Why You Shouldn't Be Clever

2008-08-20 3-minute read

Today I started reading the Ruby Snips website, which has a pretty good sample of interesting snippets of Ruby code on it. I was particularly intrigued by the following snippet from a post on Prime Numbers dating back to March 23rd, 2007:

class Fixnum
  def prime?
    ('1' * self) !~ /^1?$|^(11+?)\1+$/
  end
end

At first, I was convinced this code was broken. Before I had given much thought to the algorithm, I was ready to assume that the “prime?” name was a misnomer: I assumed the code was actually testing for members of a specific class of palindromes.
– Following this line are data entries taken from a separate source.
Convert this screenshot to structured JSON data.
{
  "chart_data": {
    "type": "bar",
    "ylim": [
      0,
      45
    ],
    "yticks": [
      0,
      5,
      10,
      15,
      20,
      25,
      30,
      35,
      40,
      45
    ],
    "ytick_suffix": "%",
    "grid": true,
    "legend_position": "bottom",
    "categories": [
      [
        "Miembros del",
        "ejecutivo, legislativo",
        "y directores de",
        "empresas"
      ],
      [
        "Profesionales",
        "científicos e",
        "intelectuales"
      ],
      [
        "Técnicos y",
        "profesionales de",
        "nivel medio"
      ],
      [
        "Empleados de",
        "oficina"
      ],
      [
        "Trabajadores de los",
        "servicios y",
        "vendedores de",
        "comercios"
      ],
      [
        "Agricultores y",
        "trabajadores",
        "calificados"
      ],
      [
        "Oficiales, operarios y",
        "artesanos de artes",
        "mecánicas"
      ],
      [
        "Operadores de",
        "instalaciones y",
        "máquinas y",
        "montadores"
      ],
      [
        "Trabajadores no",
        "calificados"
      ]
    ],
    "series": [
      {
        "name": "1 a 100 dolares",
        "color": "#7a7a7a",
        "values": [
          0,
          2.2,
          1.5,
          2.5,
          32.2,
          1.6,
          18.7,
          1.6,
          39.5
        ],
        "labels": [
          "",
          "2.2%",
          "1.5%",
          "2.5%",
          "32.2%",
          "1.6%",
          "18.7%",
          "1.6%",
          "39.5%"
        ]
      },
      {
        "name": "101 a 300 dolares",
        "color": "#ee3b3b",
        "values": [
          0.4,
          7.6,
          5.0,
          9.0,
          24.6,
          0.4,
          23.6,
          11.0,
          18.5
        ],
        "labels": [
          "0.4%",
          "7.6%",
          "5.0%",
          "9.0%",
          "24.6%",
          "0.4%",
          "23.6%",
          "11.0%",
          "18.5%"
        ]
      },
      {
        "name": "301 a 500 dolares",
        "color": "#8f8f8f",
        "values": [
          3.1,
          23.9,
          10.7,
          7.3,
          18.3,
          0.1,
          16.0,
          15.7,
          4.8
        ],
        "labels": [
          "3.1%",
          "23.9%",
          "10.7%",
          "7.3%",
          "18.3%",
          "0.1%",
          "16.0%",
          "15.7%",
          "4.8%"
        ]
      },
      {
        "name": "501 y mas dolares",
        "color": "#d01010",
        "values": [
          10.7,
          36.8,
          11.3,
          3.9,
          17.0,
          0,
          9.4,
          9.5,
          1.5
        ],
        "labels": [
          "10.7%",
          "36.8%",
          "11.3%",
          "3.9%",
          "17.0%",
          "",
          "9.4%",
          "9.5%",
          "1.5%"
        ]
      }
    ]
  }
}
After a minute or two, I pieced together what was really happening when testing a number:

The number, n, is expanded into a string of 1’s of length n.
The string of 1’s is testing using a regex with back-references that finds the presence of a repeated divisor, a technique that works because a string of length a * b = n is composed of b copies of a string of length a.

At that point, I began to marvel at the simplicity of the algorithm relative to the obscurity of the code. And while I was so amazed by this, it occurred to me: this is an absolutely terrible way to test for primality. Because you have no control over the loop bounds for the regex, you effectively test every number up to n as a possible divisor if n is a prime. But you really only need to test up to the square root of n to determine if n is prime. So your code runs for the square of the time it should run. And the expansion of n into a string, at least theoretically, requires exponentially more space than an integer expressed in binary would. This seemed like one of the worst possible ways to test for primality I had ever seen.
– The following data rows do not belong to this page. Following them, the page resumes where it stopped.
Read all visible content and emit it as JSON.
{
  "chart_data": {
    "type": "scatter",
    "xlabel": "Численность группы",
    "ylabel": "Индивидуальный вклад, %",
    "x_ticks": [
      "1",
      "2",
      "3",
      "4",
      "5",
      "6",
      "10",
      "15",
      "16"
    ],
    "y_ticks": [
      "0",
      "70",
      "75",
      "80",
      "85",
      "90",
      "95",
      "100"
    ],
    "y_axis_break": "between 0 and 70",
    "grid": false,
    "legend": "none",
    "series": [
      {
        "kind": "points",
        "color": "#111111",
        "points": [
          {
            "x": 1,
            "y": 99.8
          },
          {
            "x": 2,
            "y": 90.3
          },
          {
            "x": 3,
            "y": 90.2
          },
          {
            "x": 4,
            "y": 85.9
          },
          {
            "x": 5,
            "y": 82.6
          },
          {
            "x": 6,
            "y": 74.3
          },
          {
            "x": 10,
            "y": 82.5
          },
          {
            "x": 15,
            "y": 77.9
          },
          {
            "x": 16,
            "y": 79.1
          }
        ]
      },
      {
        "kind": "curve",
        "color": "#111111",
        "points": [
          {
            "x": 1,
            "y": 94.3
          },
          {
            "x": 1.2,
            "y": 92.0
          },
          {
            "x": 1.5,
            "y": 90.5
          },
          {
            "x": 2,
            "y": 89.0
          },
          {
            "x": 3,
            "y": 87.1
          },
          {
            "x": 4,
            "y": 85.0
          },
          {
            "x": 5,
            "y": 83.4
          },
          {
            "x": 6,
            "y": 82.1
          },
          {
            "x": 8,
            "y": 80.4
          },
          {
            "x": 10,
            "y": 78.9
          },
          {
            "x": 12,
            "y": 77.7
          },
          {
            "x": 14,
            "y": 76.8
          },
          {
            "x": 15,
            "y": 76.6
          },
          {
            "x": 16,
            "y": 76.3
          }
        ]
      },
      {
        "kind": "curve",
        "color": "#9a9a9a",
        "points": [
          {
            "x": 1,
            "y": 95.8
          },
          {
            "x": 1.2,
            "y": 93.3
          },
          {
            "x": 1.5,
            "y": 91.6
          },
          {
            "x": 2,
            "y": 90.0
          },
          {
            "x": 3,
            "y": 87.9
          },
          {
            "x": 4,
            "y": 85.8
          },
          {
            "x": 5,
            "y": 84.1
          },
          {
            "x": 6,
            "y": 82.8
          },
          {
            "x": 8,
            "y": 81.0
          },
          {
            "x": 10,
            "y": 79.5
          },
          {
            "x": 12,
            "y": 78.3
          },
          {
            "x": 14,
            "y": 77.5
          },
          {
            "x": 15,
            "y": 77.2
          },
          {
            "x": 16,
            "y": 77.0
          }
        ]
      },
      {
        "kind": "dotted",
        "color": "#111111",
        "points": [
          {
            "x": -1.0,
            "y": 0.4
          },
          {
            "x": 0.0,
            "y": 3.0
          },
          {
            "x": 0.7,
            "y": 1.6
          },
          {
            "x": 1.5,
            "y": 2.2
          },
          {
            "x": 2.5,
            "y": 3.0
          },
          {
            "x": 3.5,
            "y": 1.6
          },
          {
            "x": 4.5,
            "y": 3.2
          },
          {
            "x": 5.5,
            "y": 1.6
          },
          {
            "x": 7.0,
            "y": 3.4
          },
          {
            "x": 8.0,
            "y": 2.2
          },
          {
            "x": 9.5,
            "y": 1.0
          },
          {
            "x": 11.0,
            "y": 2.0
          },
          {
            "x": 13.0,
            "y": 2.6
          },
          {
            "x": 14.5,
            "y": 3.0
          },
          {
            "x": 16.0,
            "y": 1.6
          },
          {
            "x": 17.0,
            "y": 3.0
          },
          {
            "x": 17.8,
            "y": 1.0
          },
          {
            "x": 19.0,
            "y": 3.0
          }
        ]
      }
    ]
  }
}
Still, I wanted to verify this empirically as well as theoretically, so I typed in

399839483.prime?

during an IRB session. The CPU and memory usage were absurd for a primality test on such a small number. I didn’t even bother letting the code complete after a few seconds of the watching interpreter hanging there, silently wasting CPU cycles. In contrast, the simpler, clearer code,

class Fixnum
  def prime?
    (2..Math.sqrt(self).to_i).each do |i|
      if i * (self / i) == self
        return false
      end
    end
    return true
  end
end

runs fairly quickly.

The lesson I think everyone should take from this is a simple one: don’t be clever when writing code. At the very least, don’t be clever in the way the author of this snippet was. Your code is likely to end up being unclear, slow and wasteful with memory.

Perhaps I should be clearer about the problems of cleverness. Clever code is a mistake; clever algorithms are wonderful. Quick sort is a clever algorithm that always confuses me until I think carefully about it – and then I marvel at its superiority over other less efficient sorting algorithms; this snippet is a mediocre algorithm written in a style of code that’s needlessly confusing.